Kristin Reger's Latest Exhibit Will Make Your Skin Crawl
Art

Kristin Reger's Latest Exhibit Will Make Your Skin Crawl

Story by Kenna McCafferty / Photography by Maya Fuhr

Kristin Reger wants you to escape your flesh prison.

Her latest exhibition at Aparador LA is a psychedelic illustration of the human body. Building tension between disintegration and integration, the exhibition suspends fragmented “body parts” allowing viewers to become pieces of a whole.

Like the human body, there are layers to Reger’s display. Suspended mid-air, her web of porcelain bisque ceramics build a sense of tension and connectivity. Below, six-feet-tall (and six-feet-under) abstract paintings splatter human matter across the canvas.

“These objects signal fantasy and fact — the looming ghost, shell of a being, possibility of a being, idea of a spirit,” Reger shares.

Reger’s own DNA is woven into the exhibition, featuring a collection of over 80 lipsticks that once belonged to her grandmother. Reger reminds viewers of the way we alter and re-imagine our own bodies. Pressed against butcher paper, she renders oil imprints of her own body. Whether viewed as disfigured or enhanced, the artist’s body becomes malleable to those who pass through it.

Nabelschau as an object is so fragile and impossible physically,” Reger says of the suspended porcelain works. “That’s what I’m going for with these sculptures. They're dry, chalky mummies, but also somehow larval skeletons suspended in goo. Suspension is key. It’s a metaphor for fragility and balance, but also of the tension in relationships, and the floating is something about the representation of ghosts. These pieces are only fired to the bisque stage which is more porous and fragile. This adds to the imminent threat that they’ll come crashing down any time, but also that they are in a balanced, symbiotic harmony — for now. We don’t know what they are exactly. They’re primordial.”
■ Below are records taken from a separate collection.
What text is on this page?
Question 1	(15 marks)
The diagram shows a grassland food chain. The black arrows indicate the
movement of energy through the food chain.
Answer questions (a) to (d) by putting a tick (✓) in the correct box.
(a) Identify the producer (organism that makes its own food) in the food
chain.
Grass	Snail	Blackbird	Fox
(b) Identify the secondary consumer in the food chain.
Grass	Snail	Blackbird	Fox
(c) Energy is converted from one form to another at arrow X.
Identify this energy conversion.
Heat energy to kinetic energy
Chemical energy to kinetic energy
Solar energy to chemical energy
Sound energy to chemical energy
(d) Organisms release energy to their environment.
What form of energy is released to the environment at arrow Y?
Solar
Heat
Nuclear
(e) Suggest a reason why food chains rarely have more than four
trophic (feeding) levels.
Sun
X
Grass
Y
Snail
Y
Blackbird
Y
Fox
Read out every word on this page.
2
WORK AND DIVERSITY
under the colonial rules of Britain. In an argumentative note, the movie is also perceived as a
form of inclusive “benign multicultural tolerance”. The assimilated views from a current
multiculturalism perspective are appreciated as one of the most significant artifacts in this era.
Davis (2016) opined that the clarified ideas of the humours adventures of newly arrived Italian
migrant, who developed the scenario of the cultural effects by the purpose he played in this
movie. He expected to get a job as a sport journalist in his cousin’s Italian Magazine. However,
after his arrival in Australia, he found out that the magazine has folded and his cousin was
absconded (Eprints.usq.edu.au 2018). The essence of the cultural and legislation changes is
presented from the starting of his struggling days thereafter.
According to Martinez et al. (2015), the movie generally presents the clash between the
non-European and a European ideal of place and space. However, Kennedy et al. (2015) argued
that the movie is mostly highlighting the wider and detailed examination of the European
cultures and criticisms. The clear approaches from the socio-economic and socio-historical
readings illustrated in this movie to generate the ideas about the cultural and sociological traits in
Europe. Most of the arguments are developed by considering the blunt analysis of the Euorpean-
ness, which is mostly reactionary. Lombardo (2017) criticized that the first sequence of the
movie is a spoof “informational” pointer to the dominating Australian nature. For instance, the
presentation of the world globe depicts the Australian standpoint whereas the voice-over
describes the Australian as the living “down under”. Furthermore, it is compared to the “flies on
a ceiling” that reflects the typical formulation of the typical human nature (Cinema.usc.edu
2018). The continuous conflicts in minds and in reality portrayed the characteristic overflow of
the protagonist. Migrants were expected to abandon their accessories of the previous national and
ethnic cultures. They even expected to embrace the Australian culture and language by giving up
WETWARP sources materials on the periphery of the body – lipstick smears across the canvas, butcher paper wraps disembodied flesh as if to keep it "fresh," porcelain hangs from piercing hooks.

Walking through the space, viewers almost feel sinews stretch through the air and hear the phantom patters of draining blood. If Reger is successful, they’ll feel their own blood rise to the surface, flushing their cheeks, drawing goosebumps to the skin.

“I want the viewer to feel like they can ruin them,” Reger taunts. “There is a constant threat of oblivion.”

The exhibition is Reger’s first in LA, introducing her as a powerful and provocative force in an art scene that has grown all too sterile. In her debut at Aparador LA, run by Aldo Chaparro and associate Bryan Munguia, she executes the gallery’s mission to experiment, pushing the boundaries beyond traditional American contemporary art.

WETWARP, which has been making skin crawl since LA’s Gallery weekend in July, will stretch its stay to September 23.